Should I, after tea and cakes and ices,
Have the strength to force the moment to its crisis?
But though I have wept and fasted, wept and prayed,
Though I have seen my head (grown slightly bald) brought in
     upon a platter,
I am no prophet—and here’s no great matter;
I have seen the moment of my greatness flicker,
And I have seen the eternal Footman hold my coat, and snicker,
And in short, I was afraid.

And would it have been worth it, after all,
After the cups, the marmalade, the tea,
Among the porcelain, among some talk of you and me,
Would it have been worth while,
To have bitten off the matter with a smile,
To have squeezed the universe into a ball
To roll it toward some overwhelming question,
To say: ‘I am Lazarus, come from the dead,
Come back to tell you all, I shall tell you all’—
If one, settling a pillow by her head,
  Should say: ‘That is not what I meant at all;
  That is not it, at all.’

And would it have been worth it, after all,
Would it have been worth while,
After the sunsets and the dooryards and the sprinkled streets,
After the novels, after the teacups, after the skirts that trail
     along the floor—
And this, and so much more?—
It is impossible to say just what I mean!
But as if a magic lantern threw the nerves in patterns on a screen:
Would it have been worth while
If one, settling a pillow or throwing off a shawl,
And turning toward the window, should say:
  ‘That is not it at all,
  That is not what I meant, at all.’

     . . . . .

No! I am not Prince Hamlet, nor was meant to be;
Am an attendant lord, one that will do
To swell a progress, start a scene or two,
Advise the prince; no doubt, an easy tool,
Deferential, glad to be of use,
Politic, cautious, and meticulous;
Full of high sentence, but a bit obtuse;
At times, indeed, almost ridiculous—
Almost, at times, the Fool.

I grow old … I grow old …
I shall wear the bottoms of my trousers rolled.

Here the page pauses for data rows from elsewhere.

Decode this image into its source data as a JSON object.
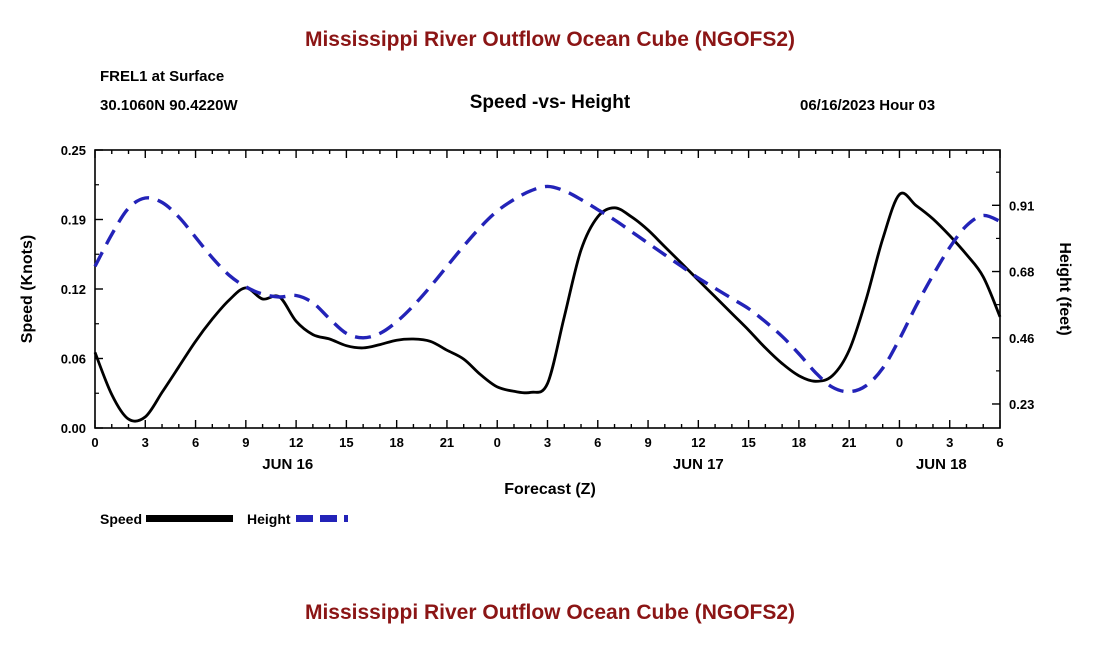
{
  "colors": {
    "title": "#8b1515",
    "speed": "#000000",
    "height": "#2323b8",
    "frame": "#000000"
  },
  "header": {
    "title": "Mississippi River Outflow Ocean Cube (NGOFS2)",
    "station": "FREL1 at Surface",
    "coordinates": "30.1060N  90.4220W",
    "subtitle": "Speed -vs- Height",
    "datetime": "06/16/2023 Hour 03"
  },
  "legend": {
    "speed_label": "Speed",
    "height_label": "Height"
  },
  "second_chart": {
    "title": "Mississippi River Outflow Ocean Cube (NGOFS2)"
  },
  "chart_data": {
    "type": "line",
    "title": "Mississippi River Outflow Ocean Cube (NGOFS2)",
    "xlabel": "Forecast (Z)",
    "ylabel_left": "Speed (Knots)",
    "ylabel_right": "Height (feet)",
    "x_start": 0,
    "x_step": 1,
    "x_max": 54,
    "x_tick_interval": 3,
    "x_tick_labels": [
      "0",
      "3",
      "6",
      "9",
      "12",
      "15",
      "18",
      "21",
      "0",
      "3",
      "6",
      "9",
      "12",
      "15",
      "18",
      "21",
      "0",
      "3",
      "6"
    ],
    "day_labels": [
      {
        "text": "JUN 16",
        "hour": 11.5
      },
      {
        "text": "JUN 17",
        "hour": 36
      },
      {
        "text": "JUN 18",
        "hour": 50.5
      }
    ],
    "left_axis": {
      "min": 0,
      "max": 0.25,
      "ticks": [
        {
          "value": 0.25,
          "label": "0.25"
        },
        {
          "value": 0.1875,
          "label": "0.19"
        },
        {
          "value": 0.125,
          "label": "0.12"
        },
        {
          "value": 0.0625,
          "label": "0.06"
        },
        {
          "value": 0,
          "label": "0.00"
        }
      ]
    },
    "right_axis": {
      "min": 0.145,
      "max": 1.1,
      "ticks": [
        {
          "value": 0.91,
          "label": "0.91"
        },
        {
          "value": 0.6825,
          "label": "0.68"
        },
        {
          "value": 0.455,
          "label": "0.46"
        },
        {
          "value": 0.2275,
          "label": "0.23"
        }
      ]
    },
    "grid": false,
    "legend_position": "bottom-left",
    "series": [
      {
        "name": "Speed",
        "axis": "left",
        "style": "solid",
        "values": [
          0.068,
          0.03,
          0.008,
          0.01,
          0.032,
          0.055,
          0.078,
          0.098,
          0.115,
          0.126,
          0.116,
          0.118,
          0.096,
          0.084,
          0.08,
          0.074,
          0.072,
          0.075,
          0.079,
          0.08,
          0.078,
          0.07,
          0.062,
          0.048,
          0.037,
          0.033,
          0.032,
          0.04,
          0.1,
          0.16,
          0.19,
          0.198,
          0.19,
          0.178,
          0.163,
          0.148,
          0.133,
          0.118,
          0.103,
          0.088,
          0.072,
          0.058,
          0.047,
          0.042,
          0.047,
          0.07,
          0.115,
          0.17,
          0.21,
          0.2,
          0.188,
          0.173,
          0.156,
          0.136,
          0.1
        ]
      },
      {
        "name": "Height",
        "axis": "right",
        "style": "dashed",
        "values": [
          0.7,
          0.81,
          0.9,
          0.935,
          0.92,
          0.87,
          0.8,
          0.73,
          0.67,
          0.63,
          0.605,
          0.595,
          0.6,
          0.575,
          0.52,
          0.47,
          0.455,
          0.47,
          0.51,
          0.565,
          0.63,
          0.7,
          0.77,
          0.835,
          0.89,
          0.93,
          0.96,
          0.975,
          0.96,
          0.93,
          0.895,
          0.86,
          0.82,
          0.78,
          0.74,
          0.7,
          0.66,
          0.625,
          0.59,
          0.555,
          0.51,
          0.46,
          0.4,
          0.335,
          0.285,
          0.27,
          0.29,
          0.35,
          0.45,
          0.565,
          0.67,
          0.765,
          0.84,
          0.875,
          0.855
        ]
      }
    ]
  }
}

Shall I part my hair behind? Do I dare to eat a peach?
I shall wear white flannel trousers, and walk upon the beach.
I have heard the mermaids singing, each to each.

I do not think that they will sing to me.

I have seen them riding seaward on the waves
Combing the white hair of the waves blown back
When the wind blows the water white and black.

We have lingered in the chambers of the sea
By sea-girls wreathed with seaweed red and brown
Till human voices wake us, and we drown.